Покинув дом г-жи де Верселис приблизительно в том же положении, в каком я находился, поступая к ней, я вернулся к своей прежней квартирной хозяйке и прожил у нее пять или шесть недель, в продолжение которых здоровье, молодость и праздность часто делали так, что мой темперамент не давал мне покоя. Мной овладело беспокойство, я стал рассеян, мечтателен; я плакал, вздыхал, жаждал счастья, о котором не имел понятия, но отсутствие которого воспринимал как лишение. Это состояние невозможно описать и даже мало кто может его себе представить, потому что большинство заранее расходует этот избыток жизненных сил, одновременно мучительный и сладкий, который, опьяняя желанием, заставляет предвкушать наслажденье. Воспламененная кровь непрестанно наполняла мой мозг образами девушек и женщин, но, не понимая их истинного назначения, я заставлял их служить моим странным фантазиям, так как не умел придумать ничего другого; и эти представления держали мою чувственность в постоянном томительном возбуждении, но, к счастью, не научили меня, как избавляться от него. Я отдал бы жизнь, чтобы побыть четверть часа с какой-нибудь мадемуазель Готон. Однако миновало время, когда детские игры возникали непринужденно, будто сами собой. Стыд, спутник сознания зла, пришел вместе с годами; он увеличил мою природную застенчивость, сделав ее почти неодолимой; и как тогда, так и впоследствии я позволял себе обратиться к женщине с нескромным предложеньем – даже будучи уверен, что это женщина не особенно строгих правил и я не встречу отказа, – только в том случае, если она вынуждала меня к тому своими авансами.
Мое возбуждение достигло таких пределов, что, не будучи в состоянии удовлетворить свои желания, я разжигал их самыми нелепыми выходками.
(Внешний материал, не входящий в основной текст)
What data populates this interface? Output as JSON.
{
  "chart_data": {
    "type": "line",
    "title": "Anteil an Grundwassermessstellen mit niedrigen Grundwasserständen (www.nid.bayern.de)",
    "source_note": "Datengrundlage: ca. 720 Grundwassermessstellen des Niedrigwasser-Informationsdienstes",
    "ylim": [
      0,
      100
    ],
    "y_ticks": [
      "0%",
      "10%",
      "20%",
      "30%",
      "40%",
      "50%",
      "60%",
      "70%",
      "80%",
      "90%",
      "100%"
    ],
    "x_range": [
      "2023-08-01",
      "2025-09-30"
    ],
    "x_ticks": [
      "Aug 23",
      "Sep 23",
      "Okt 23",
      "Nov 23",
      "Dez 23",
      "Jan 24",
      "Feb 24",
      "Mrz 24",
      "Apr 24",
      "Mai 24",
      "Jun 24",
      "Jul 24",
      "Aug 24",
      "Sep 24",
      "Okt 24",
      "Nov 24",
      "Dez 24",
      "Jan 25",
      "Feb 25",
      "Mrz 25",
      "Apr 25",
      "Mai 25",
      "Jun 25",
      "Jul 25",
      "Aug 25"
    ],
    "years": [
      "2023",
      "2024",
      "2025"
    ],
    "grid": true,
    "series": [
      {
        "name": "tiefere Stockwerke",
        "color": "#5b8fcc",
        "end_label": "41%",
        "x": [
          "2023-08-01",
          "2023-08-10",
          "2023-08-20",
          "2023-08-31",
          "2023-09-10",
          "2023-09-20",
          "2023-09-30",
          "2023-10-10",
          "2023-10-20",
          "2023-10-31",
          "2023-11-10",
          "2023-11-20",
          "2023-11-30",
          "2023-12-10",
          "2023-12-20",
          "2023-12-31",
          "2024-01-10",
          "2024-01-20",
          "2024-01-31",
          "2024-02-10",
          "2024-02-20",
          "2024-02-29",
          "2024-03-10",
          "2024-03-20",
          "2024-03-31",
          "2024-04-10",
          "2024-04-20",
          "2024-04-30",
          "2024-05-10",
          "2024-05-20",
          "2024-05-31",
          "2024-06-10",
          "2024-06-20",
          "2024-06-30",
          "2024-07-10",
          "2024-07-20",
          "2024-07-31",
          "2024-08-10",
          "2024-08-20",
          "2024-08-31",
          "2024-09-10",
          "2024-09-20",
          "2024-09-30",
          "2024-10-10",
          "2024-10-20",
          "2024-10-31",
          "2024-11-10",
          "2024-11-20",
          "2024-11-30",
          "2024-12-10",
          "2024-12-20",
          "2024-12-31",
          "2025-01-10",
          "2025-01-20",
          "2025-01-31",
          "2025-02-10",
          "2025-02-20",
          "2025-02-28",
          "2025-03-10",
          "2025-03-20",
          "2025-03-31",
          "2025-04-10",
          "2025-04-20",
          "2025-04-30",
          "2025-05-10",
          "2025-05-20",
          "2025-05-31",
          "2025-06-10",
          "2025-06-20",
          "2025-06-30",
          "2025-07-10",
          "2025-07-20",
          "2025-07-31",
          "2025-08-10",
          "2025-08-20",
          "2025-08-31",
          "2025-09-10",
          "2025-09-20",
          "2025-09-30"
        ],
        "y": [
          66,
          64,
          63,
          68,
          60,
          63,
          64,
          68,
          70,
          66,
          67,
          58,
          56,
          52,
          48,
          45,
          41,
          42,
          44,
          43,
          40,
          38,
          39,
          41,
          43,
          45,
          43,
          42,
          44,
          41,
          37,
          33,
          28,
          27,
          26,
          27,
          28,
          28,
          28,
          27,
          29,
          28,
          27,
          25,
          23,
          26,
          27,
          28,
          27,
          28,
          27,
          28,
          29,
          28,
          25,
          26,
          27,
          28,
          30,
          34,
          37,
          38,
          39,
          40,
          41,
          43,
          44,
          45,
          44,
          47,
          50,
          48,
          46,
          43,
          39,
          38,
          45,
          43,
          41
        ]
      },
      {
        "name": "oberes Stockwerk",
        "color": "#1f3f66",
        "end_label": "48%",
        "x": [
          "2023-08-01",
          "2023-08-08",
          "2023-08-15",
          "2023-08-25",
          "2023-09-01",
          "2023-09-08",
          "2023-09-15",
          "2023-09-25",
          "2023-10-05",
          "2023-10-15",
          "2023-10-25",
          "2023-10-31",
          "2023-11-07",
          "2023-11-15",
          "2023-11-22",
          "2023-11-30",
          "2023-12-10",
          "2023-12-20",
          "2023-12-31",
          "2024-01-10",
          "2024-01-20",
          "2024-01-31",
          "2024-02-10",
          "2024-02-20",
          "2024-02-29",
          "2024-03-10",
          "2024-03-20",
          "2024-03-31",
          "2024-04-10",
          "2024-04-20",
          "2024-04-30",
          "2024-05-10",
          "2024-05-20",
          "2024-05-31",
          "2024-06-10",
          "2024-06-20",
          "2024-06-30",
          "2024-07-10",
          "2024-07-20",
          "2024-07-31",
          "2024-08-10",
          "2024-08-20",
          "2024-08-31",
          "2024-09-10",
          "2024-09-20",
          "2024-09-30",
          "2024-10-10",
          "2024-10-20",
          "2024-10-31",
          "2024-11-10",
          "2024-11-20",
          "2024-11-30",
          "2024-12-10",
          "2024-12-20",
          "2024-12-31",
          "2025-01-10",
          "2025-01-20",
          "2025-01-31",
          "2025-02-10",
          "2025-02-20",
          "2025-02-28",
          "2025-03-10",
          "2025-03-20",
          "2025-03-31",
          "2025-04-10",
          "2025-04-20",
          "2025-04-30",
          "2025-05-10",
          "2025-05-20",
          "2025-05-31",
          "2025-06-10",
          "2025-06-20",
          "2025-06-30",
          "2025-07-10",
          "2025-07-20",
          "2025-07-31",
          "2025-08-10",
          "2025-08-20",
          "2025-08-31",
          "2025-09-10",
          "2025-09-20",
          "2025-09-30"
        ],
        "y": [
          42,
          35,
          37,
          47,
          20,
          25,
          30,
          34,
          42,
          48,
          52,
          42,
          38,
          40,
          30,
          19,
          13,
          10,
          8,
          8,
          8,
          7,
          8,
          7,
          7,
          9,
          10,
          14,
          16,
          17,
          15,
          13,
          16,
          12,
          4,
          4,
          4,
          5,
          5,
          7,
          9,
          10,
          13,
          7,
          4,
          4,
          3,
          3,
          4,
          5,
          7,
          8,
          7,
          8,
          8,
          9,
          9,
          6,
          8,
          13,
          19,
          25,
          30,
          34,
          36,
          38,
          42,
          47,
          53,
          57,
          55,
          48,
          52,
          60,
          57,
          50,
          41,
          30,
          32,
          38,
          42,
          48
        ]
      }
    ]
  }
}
Я блуждал по темным аллеям, в скрытых уединенных местах, откуда мог издали показаться особам другого пола в том виде, в каком хотел бы быть возле них. Их глазам представлялось зрелище не непристойное, – я даже не помышлял об этом, – а просто смешное; глупое удовольствие, которое я испытывал, выставляя им на глаза этот предмет, невозможно описать. От этого был только один шаг до желанного наказания, и я не сомневаюсь, что в конце концов какая-нибудь решительная женщина, проходя мимо, доставила бы мне это удовольствие, если б у меня хватило смелости подождать. Одна из моих проделок кончилась катастрофой, почти столь же комичной, но не столь приятной для меня.
Как-то раз я устроился в глубине двора, где был колодец, к которому служанки ходили за водой. Там был небольшой спуск, несколько проходов шли от него к погребам. Я исследовал в потемках эти длинные подземные аллеи и решил, что они не кончаются здесь и что, если меня увидят и застигнут, я найду в них надежное убежище. В расчете на это я и устроил девушкам, направлявшимся к колодцу, зрелище скорее смешное, чем соблазнительное. Более умные притворились, что ничего не видят; другие принялись хохотать; третьи сочли себя оскорбленными и подняли шум. Я бросился в свое убежище – за мной погнались. Я услыхал мужской голос, на что никак не рассчитывал, и это меня очень испугало. Я углубился в подземелье, рискуя заблудиться в нем; шум, женские голоса, голос мужчины по-прежнему следовали за мной. Я рассчитывал на темноту, а увидел свет. Я задрожал и бросился вперед. Дорогу преграждала стена; бежать дальше было невозможно, оставалось только ждать на месте своей судьбы. В одно мгновенье я был настигнут и схвачен высоким мужчиной, с длинными усами, в широкополой шляпе, при большой сабле; его сопровождали четыре или пять старух, каждая была вооружена палкой от половой щетки; позади я заметил маленькую плутовку, выдавшую меня, – ей, по всей вероятности, хотелось увидеть мое лицо.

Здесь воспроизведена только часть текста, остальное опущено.